Government experiment shows why decentralization makes sense—and why IT innovations may reverse the trend

A farmer in Colonia Independencia, Paraguay drives his tractor over a wooden bridge. Berkeley Haas researchers worked with the Paraguayan government on an experiment that gave cell phones to government workers who advise farmers on marketing their crops. (Credit: Jan-Schneckenhaus for iStock/Getty Images)

A major question in organizations is whether to keep decision-making power concentrated at the top, or to cede control to lower-ranked managers. Yet whether a decentralized approach is more effective than top-down management depends on whether middle managers have additional knowledge that is lacking among those at the top.

“There’s this robust idea in economics that social systems in general and organizations in particular have valuable information dispersed throughout the organization— it’s why we think markets have an edge over central planning, why there is federalism in government structures, or why we see so much delegation in private firms,” says Berkeley Haas Prof. Ernesto Dal Bó. However, he notes that there is little empirical research documenting whether that’s true, and moreover, whether organizations take advantage of that information when they decentralize.

In a study forthcoming in Econometrica, a leading journal in economics, Dal Bó and Prof. Frederico Finan conducted a field experiment with the Paraguay government to assess whether this idea holds true in a government setting. Along with co-authors Nicholas Li and Laura Schechter, they analyzed the tradeoffs of decentralized versus centralized control.

Their study focused on a Paraguayan government program that provides business support to local farmers. Government workers, known as agricultural extension agents (AEAs), help farmers with tasks such as marketing and diversifying their products. Each agent reports to a supervisor who oversees their work. To improve the performance of the AEAs, the central government gave them GPS cell phones to track their locations and monitor their work—with the goal of reducing shirking among those prone to slack off.

In order to compare the efforts of agents who were given the GPS technology versus those who were not, the research team worked in connection with the government to randomly distribute cell phones among the agents. Before the rollout of the study, the authors also asked supervisors to choose which agents they would give cell phones in the absence of the randomized process. This allowed the researchers to analyze whether supervisors have, and make use of, valuable information about their workers.

They found that agents with cell phones improved their performance relative to those who didn’t have them. Those with cell phones visited a significantly higher share of farmers in their assigned area over a given week (33%) than those lacking the new technology (27%). Likewise, farmers reported they were more satisfied with their interactions with the agents who had the phones. Interestingly, the researchers found that this effect was entirely driven by improvements among agents who the supervisors said they would have selected. Those agents increased farmer visits by 15 percentage points, while the agents who the supervisors would not have chosen did not change their behavior in a meaningful way. This suggests that the middle managers knew which agents would benefit from greater oversight, and how to best reduce shirking.

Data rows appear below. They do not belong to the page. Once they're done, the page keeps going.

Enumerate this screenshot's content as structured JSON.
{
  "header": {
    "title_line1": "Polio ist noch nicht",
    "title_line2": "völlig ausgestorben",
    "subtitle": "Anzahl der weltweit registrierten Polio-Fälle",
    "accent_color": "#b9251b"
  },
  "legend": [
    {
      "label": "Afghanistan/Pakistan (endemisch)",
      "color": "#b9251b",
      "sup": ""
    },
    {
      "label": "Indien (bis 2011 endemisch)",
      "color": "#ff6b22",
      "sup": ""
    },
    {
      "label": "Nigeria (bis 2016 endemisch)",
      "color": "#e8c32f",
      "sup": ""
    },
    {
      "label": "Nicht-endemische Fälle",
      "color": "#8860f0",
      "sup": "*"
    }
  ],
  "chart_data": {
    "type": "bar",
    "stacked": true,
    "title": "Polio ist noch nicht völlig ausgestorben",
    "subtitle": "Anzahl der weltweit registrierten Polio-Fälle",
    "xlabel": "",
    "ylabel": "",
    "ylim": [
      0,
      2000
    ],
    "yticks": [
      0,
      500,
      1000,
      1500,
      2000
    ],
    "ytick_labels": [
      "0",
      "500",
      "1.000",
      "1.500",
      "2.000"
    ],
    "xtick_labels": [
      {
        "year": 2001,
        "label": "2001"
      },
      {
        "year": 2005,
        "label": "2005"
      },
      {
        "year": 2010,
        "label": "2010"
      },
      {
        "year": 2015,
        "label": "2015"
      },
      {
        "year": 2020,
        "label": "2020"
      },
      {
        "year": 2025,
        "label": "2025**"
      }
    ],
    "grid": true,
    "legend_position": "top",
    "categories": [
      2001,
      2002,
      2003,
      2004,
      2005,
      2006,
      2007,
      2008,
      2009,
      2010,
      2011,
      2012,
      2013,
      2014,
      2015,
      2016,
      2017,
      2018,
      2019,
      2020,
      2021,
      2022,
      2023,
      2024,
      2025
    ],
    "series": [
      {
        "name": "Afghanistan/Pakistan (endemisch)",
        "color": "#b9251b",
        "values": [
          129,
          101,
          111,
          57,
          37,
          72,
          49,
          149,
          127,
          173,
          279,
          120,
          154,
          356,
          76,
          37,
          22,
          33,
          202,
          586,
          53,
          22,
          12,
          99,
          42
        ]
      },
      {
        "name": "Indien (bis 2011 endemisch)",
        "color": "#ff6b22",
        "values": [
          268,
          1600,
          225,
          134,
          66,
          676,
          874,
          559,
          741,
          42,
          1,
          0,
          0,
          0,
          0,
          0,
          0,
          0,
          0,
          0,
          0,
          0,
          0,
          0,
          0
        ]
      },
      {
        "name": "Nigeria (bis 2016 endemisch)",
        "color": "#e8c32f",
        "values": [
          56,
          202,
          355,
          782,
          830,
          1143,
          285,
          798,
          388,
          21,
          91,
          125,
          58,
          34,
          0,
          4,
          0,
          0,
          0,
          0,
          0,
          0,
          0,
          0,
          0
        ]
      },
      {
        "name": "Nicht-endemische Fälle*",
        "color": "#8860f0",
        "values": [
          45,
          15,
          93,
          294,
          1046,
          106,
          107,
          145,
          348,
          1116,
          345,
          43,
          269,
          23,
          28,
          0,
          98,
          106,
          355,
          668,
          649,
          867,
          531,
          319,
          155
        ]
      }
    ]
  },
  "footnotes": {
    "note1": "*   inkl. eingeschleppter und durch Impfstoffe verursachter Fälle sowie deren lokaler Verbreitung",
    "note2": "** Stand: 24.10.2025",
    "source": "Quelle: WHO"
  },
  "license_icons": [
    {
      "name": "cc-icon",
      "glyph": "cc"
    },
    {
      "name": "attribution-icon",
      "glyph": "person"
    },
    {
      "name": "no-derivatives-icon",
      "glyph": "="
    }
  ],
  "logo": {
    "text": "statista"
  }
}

Based on those results, the researchers analyzed the efficacy of decentralized control, which they note depends on how much information the central government already has at its disposal. It’s possible, for example, that the centralized government could have effectively selected the agents if their performance was correlated with measurable traits, such as age or cognitive ability. In the experimental trial, however, they found that these observable characteristics were not correlated with the middle managers’ selection of promising agents, implying that the supervisors relied on information not easily collected by a survey or administrative records.

The research team then modeled alternative scenarios to estimate an optimal policy for rolling out new technology. They estimated that, under decentralized control, the best policy would be to give cell phones to 75% of the agents, due in part to the fact that phones not only did not improve some workers’ performance, but appeared to backfire, actually reducing some people’s performance However, the researchers also found that the government could do even better than the decentralized approach by running a small pilot experiment, and then using the results to learn which individual employee data best predicts response to monitoring. This indicates that the benefits of decentralization decreases as communication technologies improve, since the availability of data reduces the information gap between different levels of the federal government.

The results suggest that, when a centralized authority lacks information, a decentralized system can leverage the expertise of middle managers and offer improvements over the top-down approach. However, when a government has access to data and uses experimental methods, it has the potential to put even more effective policies in place.

“We are in a very particular moment, where the ability to gather and use data is changing rapidly, even in middle- and low-income countries,” Dal Bó says. “Because of this, the optimal decision to decentralize may change too. We have seen a worldwide trend toward decentralization in the last 40 years or so, but the tide may be changing right under us.”